Wenn die Förster in der Apotheke wildern Carolin Bauer, 28.06.2018 15:06 Uhr
Gute Mitarbeiter sind Gold wert. Besonders stolz ist Apotheker Alexander Kirsch aus Bad Ems derzeit auf seine PKA Laura Fischer. Seine Auszubildende bestand die Abschlussprüfung mit Bravour und war Jahrgangsbeste. Der Inhaber der Sonnen-Apotheke und sein Team wollen sie als Vollzeit-Kraft behalten. Doch auch eine andere Branche hat ein Auge auf die kaufmännische Expertin geworfen und will sie abwerben.
Kirsch freut sich über den Erfolg seiner Mitarbeiterin. „Ich bin selbstverständlich stolz auf Frau Fischer“, sagt er. Mit dem ersten Platz unter allen Absolventen habe das Team nicht gerechnet, da die Auszubildende Zweifel an ihrem Ergebnis in der Marketing-Prüfung geäußert hatte. Doch letztlich schloss sie die dreijährige kaufmännische Ausbildung mit einer glatten zwei ab und war an der Berufsbildenden Schule Wirtschaft in Koblenz die Beste von knapp 20 Azubis. „Ich war selbst überrascht“, sagt Fischer. Besonders als von der Apothekerkammer eine Einladung zur Jahresbestenfeier gekommen sei. Dort habe sie als Geschenk einen Mörser aus dem Jahr 1590 sowie eine Urkunde erhalten.
Der Apotheker bot Fischer eine Vollzeitstelle an. „Wir haben uns vom ersten Gespräch an super verstanden“, lobt der Inhaber seine Angestellte. Sie fühle sich in der Apotheke wohl. Fischer habe positiv reagiert, aber noch nicht zugesagt. Denn per Zufall bekam sie ein Angebot aus einer apothekenfremden Branche – der Forstwirtschaft. Im Wohnort der PKA wird eine kaufmännische Fachkraft gesucht.
„Sie hat sich Bedenkzeit erbeten“, sagt Kirsch. Der Apotheker sitzt in der Klemme. Denn er will seine PKA behalten. „Ich hoffe, dass sie bleibt.“ Doch wie befürchtet, bietet die Gegenseite mehr Geld – brutto seien es 400 bis 500 Euro mehr pro Monat. Da kann Kirsch nicht mithalten. „Ich habe ihr im Rahmen meiner finanziellen Möglichkeiten eine übertarifliche Bezahlung angeboten.“ Als Filialleiter im Frankfurter Raum betreute der Apotheker bereits Azubis. Als eigener Chef ist Fischer die erste Nachwuchskraft, die er in seinen etwa vier Jahren Selbstständigkeit durch die Prüfung gebracht hat.

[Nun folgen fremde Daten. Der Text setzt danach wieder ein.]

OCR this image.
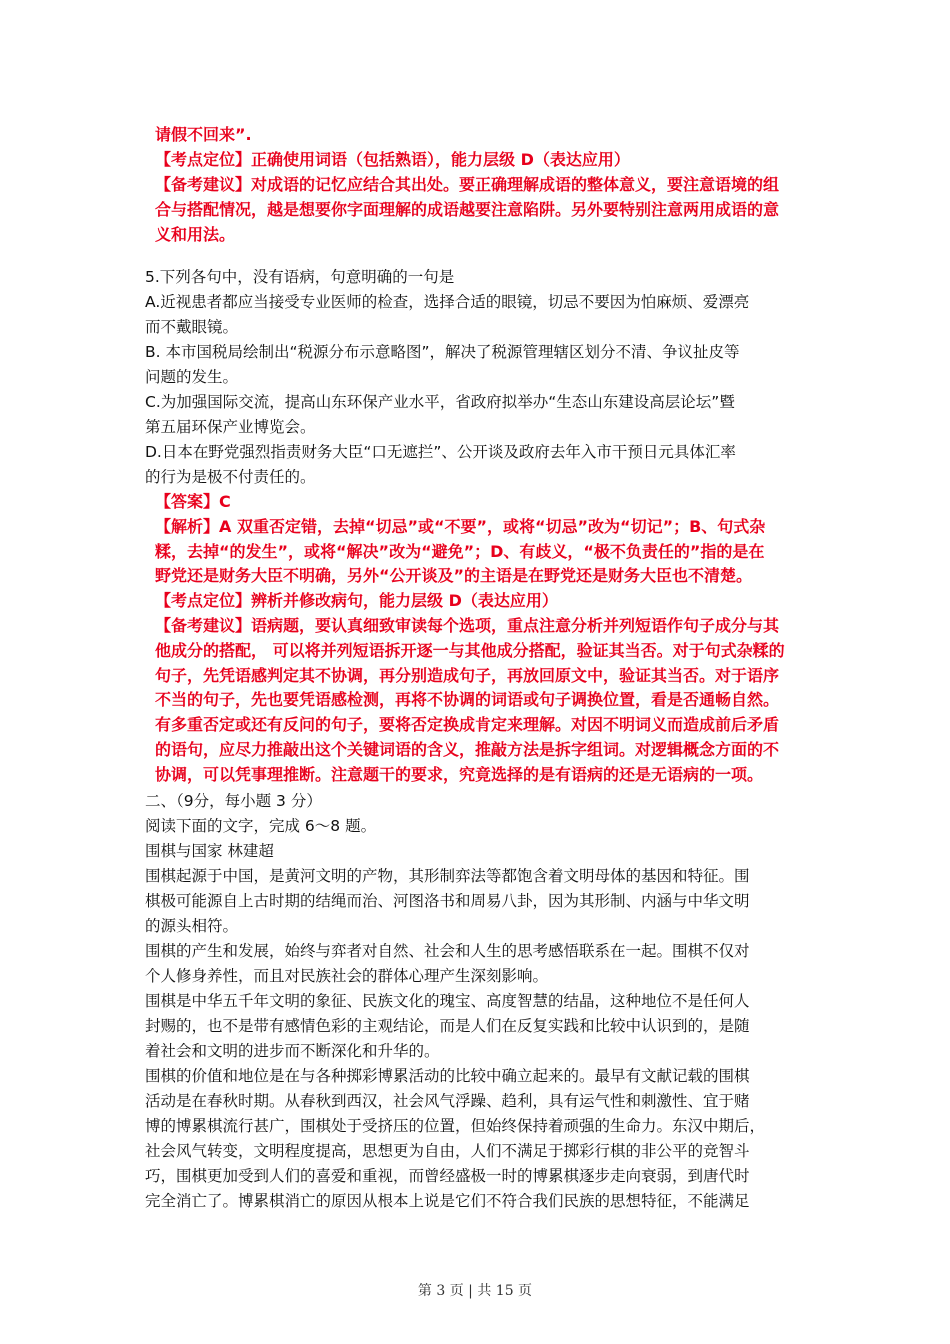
请假不回来”.
【考点定位】正确使用词语（包括熟语），能力层级 D（表达应用）
【备考建议】对成语的记忆应结合其出处。要正确理解成语的整体意义，要注意语境的组
合与搭配情况，越是想要你字面理解的成语越要注意陷阱。另外要特别注意两用成语的意
义和用法。
5.下列各句中，没有语病，句意明确的一句是
A.近视患者都应当接受专业医师的检查，选择合适的眼镜，切忌不要因为怕麻烦、爱漂亮
而不戴眼镜。
B. 本市国税局绘制出“税源分布示意略图”，解决了税源管理辖区划分不清、争议扯皮等
问题的发生。
C.为加强国际交流，提高山东环保产业水平，省政府拟举办“生态山东建设高层论坛”暨
第五届环保产业博览会。
D.日本在野党强烈指责财务大臣“口无遮拦”、公开谈及政府去年入市干预日元具体汇率
的行为是极不付责任的。
【答案】C
【解析】A 双重否定错，去掉“切忌”或“不要”，或将“切忌”改为“切记”；B、句式杂
糅，去掉“的发生”，或将“解决”改为“避免”；D、有歧义，“极不负责任的”指的是在
野党还是财务大臣不明确，另外“公开谈及”的主语是在野党还是财务大臣也不清楚。
【考点定位】辨析并修改病句，能力层级 D（表达应用）
【备考建议】语病题，要认真细致审读每个选项，重点注意分析并列短语作句子成分与其
他成分的搭配， 可以将并列短语拆开逐一与其他成分搭配，验证其当否。对于句式杂糅的
句子，先凭语感判定其不协调，再分别造成句子，再放回原文中，验证其当否。对于语序
不当的句子，先也要凭语感检测，再将不协调的词语或句子调换位置，看是否通畅自然。
有多重否定或还有反问的句子，要将否定换成肯定来理解。对因不明词义而造成前后矛盾
的语句，应尽力推敲出这个关键词语的含义，推敲方法是拆字组词。对逻辑概念方面的不
协调，可以凭事理推断。注意题干的要求，究竟选择的是有语病的还是无语病的一项。
二、（9分，每小题 3 分）
阅读下面的文字，完成 6～8 题。
围棋与国家 林建超
围棋起源于中国，是黄河文明的产物，其形制弈法等都饱含着文明母体的基因和特征。围
棋极可能源自上古时期的结绳而治、河图洛书和周易八卦，因为其形制、内涵与中华文明
的源头相符。
围棋的产生和发展，始终与弈者对自然、社会和人生的思考感悟联系在一起。围棋不仅对
个人修身养性，而且对民族社会的群体心理产生深刻影响。
围棋是中华五千年文明的象征、民族文化的瑰宝、高度智慧的结晶，这种地位不是任何人
封赐的，也不是带有感情色彩的主观结论，而是人们在反复实践和比较中认识到的，是随
着社会和文明的进步而不断深化和升华的。
围棋的价值和地位是在与各种掷彩博累活动的比较中确立起来的。最早有文献记载的围棋
活动是在春秋时期。从春秋到西汉，社会风气浮躁、趋利，具有运气性和刺激性、宜于赌
博的博累棋流行甚广，围棋处于受挤压的位置，但始终保持着顽强的生命力。东汉中期后，
社会风气转变，文明程度提高，思想更为自由，人们不满足于掷彩行棋的非公平的竞智斗
巧，围棋更加受到人们的喜爱和重视，而曾经盛极一时的博累棋逐步走向衰弱，到唐代时
完全消亡了。博累棋消亡的原因从根本上说是它们不符合我们民族的思想特征，不能满足
第 3 页 | 共 15 页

Doch für die andere Stelle spricht mehr als Geld. Die PKA muss etwa eine halbe Stunde mit dem Auto einplanen, um in die Apotheke zu fahren. Die andere Stelle läge in ihrem Wohnort. Der Apotheker hat ihr deshalb auch Fahrtkostenerstattung angeboten. „Sie ist ein Mensch, der sich mit der PKA-Ausbildung nicht zufrieden gibt und sich weiterbilden will“, sagt Kirsch. Der Inhaber offerierte deshalb bereits, Kurse zu unterstützen. „Auch im anderen Job hat sie die Möglichkeit auf Weiterbildung.“
Kirsch will positiv denken, weiß aber auch, „dass man mit unterschiedlichen Waffen kämpft“. Groll gegen die Mitarbeiterin hegt er aber nicht. Sie habe sich nicht selbst aktiv beworben, sondern der andere Arbeitgeber sei auf sie zugekommen. „Ich würde ihr den Wechsel nicht übelnehmen und könnte es verstehen. Sie ist eine junge dynamische Frau.“ Kommende Woche werde sie sich entscheiden.
Noch ist aber alles offen. „Ich muss an meine Zukunft denken“, sagt die 19-Jährige. Der andere Arbeitgeber entschloss sich zwischenzeitlich, die Stelle über ein offizielles Verfahren auszuschreiben, um auch weitere Bewerber anzuhören. Eine endgültige Zusage hat Fischer deshalb noch nicht. Entscheidet sie sich gegen die Apotheke, wird Kirsch vorerst einen PTA-Praktikanten einstellen. PKA-Azubis musste er ablehnen, da er eigentlich Fischer behalten will.